U.S. actions eroding arms control system pose military risk - Russian SC Deputy Secretary Popov

MOSCOW. March 15 (Interfax) - The United States has been eroding the international arms control system, according to Russian Security Council Deputy Secretary Mikhail Popov.

"A lot has been said about the United States' withdrawal from the Intermediate-Range Nuclear Forces (INF) Treaty and the Joint Comprehensive Plan of Action (JCPOA) regarding the Iranian nuclear problem and Washington's reluctance to ratify the Comprehensive Nuclear-Test-Ban Treaty (CTBT).
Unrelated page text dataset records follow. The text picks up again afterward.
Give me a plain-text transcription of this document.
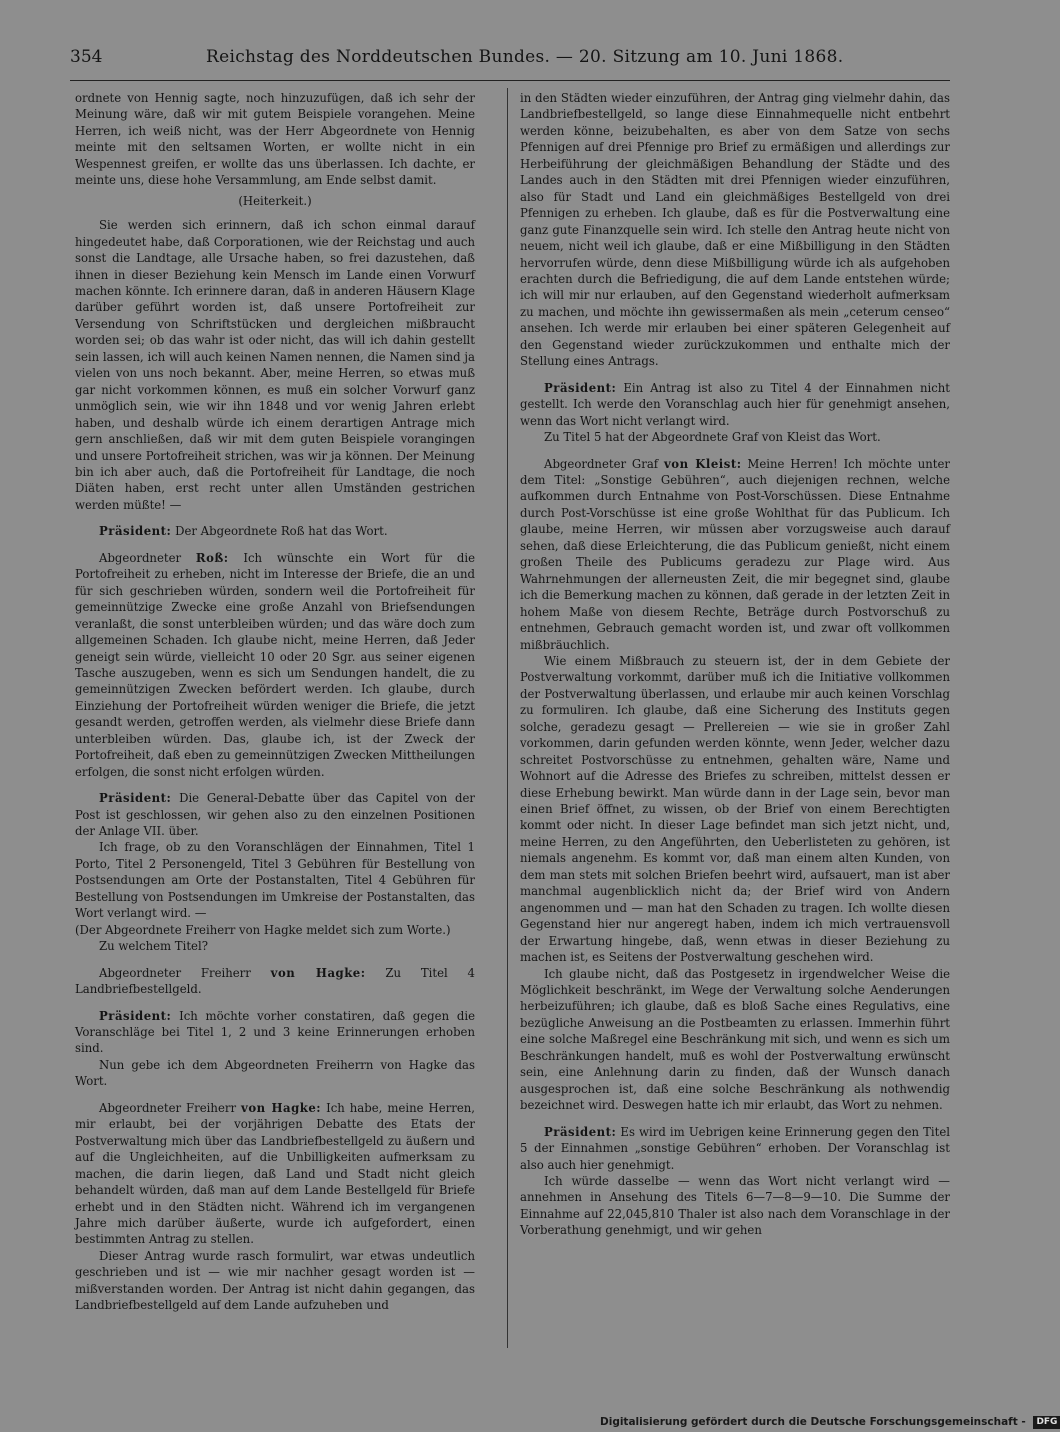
354	Reichstag des Norddeutschen Bundes. — 20. Sitzung am 10. Juni 1868.

ordnete von Hennig sagte, noch hinzuzufügen, daß ich sehr der Meinung wäre, daß wir mit gutem Beispiele vorangehen. Meine Herren, ich weiß nicht, was der Herr Abgeordnete von Hennig meinte mit den seltsamen Worten, er wollte nicht in ein Wespennest greifen, er wollte das uns überlassen. Ich dachte, er meinte uns, diese hohe Versammlung, am Ende selbst damit.

(Heiterkeit.)

Sie werden sich erinnern, daß ich schon einmal darauf hingedeutet habe, daß Corporationen, wie der Reichstag und auch sonst die Landtage, alle Ursache haben, so frei dazustehen, daß ihnen in dieser Beziehung kein Mensch im Lande einen Vorwurf machen könnte. Ich erinnere daran, daß in anderen Häusern Klage darüber geführt worden ist, daß unsere Portofreiheit zur Versendung von Schriftstücken und dergleichen mißbraucht worden sei; ob das wahr ist oder nicht, das will ich dahin gestellt sein lassen, ich will auch keinen Namen nennen, die Namen sind ja vielen von uns noch bekannt. Aber, meine Herren, so etwas muß gar nicht vorkommen können, es muß ein solcher Vorwurf ganz unmöglich sein, wie wir ihn 1848 und vor wenig Jahren erlebt haben, und deshalb würde ich einem derartigen Antrage mich gern anschließen, daß wir mit dem guten Beispiele vorangingen und unsere Portofreiheit strichen, was wir ja können. Der Meinung bin ich aber auch, daß die Portofreiheit für Landtage, die noch Diäten haben, erst recht unter allen Umständen gestrichen werden müßte! —

Präsident: Der Abgeordnete Roß hat das Wort.

Abgeordneter Roß: Ich wünschte ein Wort für die Portofreiheit zu erheben, nicht im Interesse der Briefe, die an und für sich geschrieben würden, sondern weil die Portofreiheit für gemeinnützige Zwecke eine große Anzahl von Briefsendungen veranlaßt, die sonst unterbleiben würden; und das wäre doch zum allgemeinen Schaden. Ich glaube nicht, meine Herren, daß Jeder geneigt sein würde, vielleicht 10 oder 20 Sgr. aus seiner eigenen Tasche auszugeben, wenn es sich um Sendungen handelt, die zu gemeinnützigen Zwecken befördert werden. Ich glaube, durch Einziehung der Portofreiheit würden weniger die Briefe, die jetzt gesandt werden, getroffen werden, als vielmehr diese Briefe dann unterbleiben würden. Das, glaube ich, ist der Zweck der Portofreiheit, daß eben zu gemeinnützigen Zwecken Mittheilungen erfolgen, die sonst nicht erfolgen würden.

Präsident: Die General-Debatte über das Capitel von der Post ist geschlossen, wir gehen also zu den einzelnen Positionen der Anlage VII. über.

Ich frage, ob zu den Voranschlägen der Einnahmen, Titel 1 Porto, Titel 2 Personengeld, Titel 3 Gebühren für Bestellung von Postsendungen am Orte der Postanstalten, Titel 4 Gebühren für Bestellung von Postsendungen im Umkreise der Postanstalten, das Wort verlangt wird. —

(Der Abgeordnete Freiherr von Hagke meldet sich zum Worte.)

Zu welchem Titel?

Abgeordneter Freiherr von Hagke: Zu Titel 4 Landbriefbestellgeld.

Präsident: Ich möchte vorher constatiren, daß gegen die Voranschläge bei Titel 1, 2 und 3 keine Erinnerungen erhoben sind.

Nun gebe ich dem Abgeordneten Freiherrn von Hagke das Wort.

Abgeordneter Freiherr von Hagke: Ich habe, meine Herren, mir erlaubt, bei der vorjährigen Debatte des Etats der Postverwaltung mich über das Landbriefbestellgeld zu äußern und auf die Ungleichheiten, auf die Unbilligkeiten aufmerksam zu machen, die darin liegen, daß Land und Stadt nicht gleich behandelt würden, daß man auf dem Lande Bestellgeld für Briefe erhebt und in den Städten nicht. Während ich im vergangenen Jahre mich darüber äußerte, wurde ich aufgefordert, einen bestimmten Antrag zu stellen.

Dieser Antrag wurde rasch formulirt, war etwas undeutlich geschrieben und ist — wie mir nachher gesagt worden ist — mißverstanden worden. Der Antrag ist nicht dahin gegangen, das Landbriefbestellgeld auf dem Lande aufzuheben und

in den Städten wieder einzuführen, der Antrag ging vielmehr dahin, das Landbriefbestellgeld, so lange diese Einnahmequelle nicht entbehrt werden könne, beizubehalten, es aber von dem Satze von sechs Pfennigen auf drei Pfennige pro Brief zu ermäßigen und allerdings zur Herbeiführung der gleichmäßigen Behandlung der Städte und des Landes auch in den Städten mit drei Pfennigen wieder einzuführen, also für Stadt und Land ein gleichmäßiges Bestellgeld von drei Pfennigen zu erheben. Ich glaube, daß es für die Postverwaltung eine ganz gute Finanzquelle sein wird. Ich stelle den Antrag heute nicht von neuem, nicht weil ich glaube, daß er eine Mißbilligung in den Städten hervorrufen würde, denn diese Mißbilligung würde ich als aufgehoben erachten durch die Befriedigung, die auf dem Lande entstehen würde; ich will mir nur erlauben, auf den Gegenstand wiederholt aufmerksam zu machen, und möchte ihn gewissermaßen als mein „ceterum censeo“ ansehen. Ich werde mir erlauben bei einer späteren Gelegenheit auf den Gegenstand wieder zurückzukommen und enthalte mich der Stellung eines Antrags.

Präsident: Ein Antrag ist also zu Titel 4 der Einnahmen nicht gestellt. Ich werde den Voranschlag auch hier für genehmigt ansehen, wenn das Wort nicht verlangt wird.

Zu Titel 5 hat der Abgeordnete Graf von Kleist das Wort.

Abgeordneter Graf von Kleist: Meine Herren! Ich möchte unter dem Titel: „Sonstige Gebühren“, auch diejenigen rechnen, welche aufkommen durch Entnahme von Post-Vorschüssen. Diese Entnahme durch Post-Vorschüsse ist eine große Wohlthat für das Publicum. Ich glaube, meine Herren, wir müssen aber vorzugsweise auch darauf sehen, daß diese Erleichterung, die das Publicum genießt, nicht einem großen Theile des Publicums geradezu zur Plage wird. Aus Wahrnehmungen der allerneusten Zeit, die mir begegnet sind, glaube ich die Bemerkung machen zu können, daß gerade in der letzten Zeit in hohem Maße von diesem Rechte, Beträge durch Postvorschuß zu entnehmen, Gebrauch gemacht worden ist, und zwar oft vollkommen mißbräuchlich.

Wie einem Mißbrauch zu steuern ist, der in dem Gebiete der Postverwaltung vorkommt, darüber muß ich die Initiative vollkommen der Postverwaltung überlassen, und erlaube mir auch keinen Vorschlag zu formuliren. Ich glaube, daß eine Sicherung des Instituts gegen solche, geradezu gesagt — Prellereien — wie sie in großer Zahl vorkommen, darin gefunden werden könnte, wenn Jeder, welcher dazu schreitet Postvorschüsse zu entnehmen, gehalten wäre, Name und Wohnort auf die Adresse des Briefes zu schreiben, mittelst dessen er diese Erhebung bewirkt. Man würde dann in der Lage sein, bevor man einen Brief öffnet, zu wissen, ob der Brief von einem Berechtigten kommt oder nicht. In dieser Lage befindet man sich jetzt nicht, und, meine Herren, zu den Angeführten, den Ueberlisteten zu gehören, ist niemals angenehm. Es kommt vor, daß man einem alten Kunden, von dem man stets mit solchen Briefen beehrt wird, aufsauert, man ist aber manchmal augenblicklich nicht da; der Brief wird von Andern angenommen und — man hat den Schaden zu tragen. Ich wollte diesen Gegenstand hier nur angeregt haben, indem ich mich vertrauensvoll der Erwartung hingebe, daß, wenn etwas in dieser Beziehung zu machen ist, es Seitens der Postverwaltung geschehen wird.

Ich glaube nicht, daß das Postgesetz in irgendwelcher Weise die Möglichkeit beschränkt, im Wege der Verwaltung solche Aenderungen herbeizuführen; ich glaube, daß es bloß Sache eines Regulativs, eine bezügliche Anweisung an die Postbeamten zu erlassen. Immerhin führt eine solche Maßregel eine Beschränkung mit sich, und wenn es sich um Beschränkungen handelt, muß es wohl der Postverwaltung erwünscht sein, eine Anlehnung darin zu finden, daß der Wunsch danach ausgesprochen ist, daß eine solche Beschränkung als nothwendig bezeichnet wird. Deswegen hatte ich mir erlaubt, das Wort zu nehmen.

Präsident: Es wird im Uebrigen keine Erinnerung gegen den Titel 5 der Einnahmen „sonstige Gebühren“ erhoben. Der Voranschlag ist also auch hier genehmigt.

Ich würde dasselbe — wenn das Wort nicht verlangt wird — annehmen in Ansehung des Titels 6—7—8—9—10. Die Summe der Einnahme auf 22,045,810 Thaler ist also nach dem Voranschlage in der Vorberathung genehmigt, und wir gehen

Digitalisierung gefördert durch die Deutsche Forschungsgemeinschaft - DFG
Meanwhile, the U.S. administration's attempts to revisit powers of working bodies of the Chemical Weapons Convention (CWC), to block the creation of a legally binding mechanism verifying the compliance with the Biological Weapons Convention (BWC), and to expand its military biological programs carried out on the post-Soviet space have somehow been overlooked," Popov told the newspaper Krasnaya Zvezda in an interview published on Friday.

"The list can be continued," he said.

The Russian Military Doctrine mentioned such military risk as "a breach of international agreements by certain countries and incompliance with international treaties that prohibit, restrict, or reduce weapons," Popov said.

"As we can see, it remains topical in modern international realities," he said.

As for the risk deriving from the deployment of U.S. strategic missile defense systems, Popov said, "We have been witnessing the deployment of the Aegis Ashore missile defense complex in Poland." "The system has been operating in Poland since 2016. The universal launching systems can be adjusted to fire Tomahawk cruise missiles. U.S. missile defense groups are being created in the Asia Pacific region with the participation of Japan and South Korea. The marine component of the U.S. global missile defense network is being upgraded," Popov said.

"While deploying and enhancing the combat potential of the global missile defense network, the Americans tend to forget about the Iranian missile threat highlighted by them earlier," Popov said. "By the way, the network was originally intended to counter this threat," he said.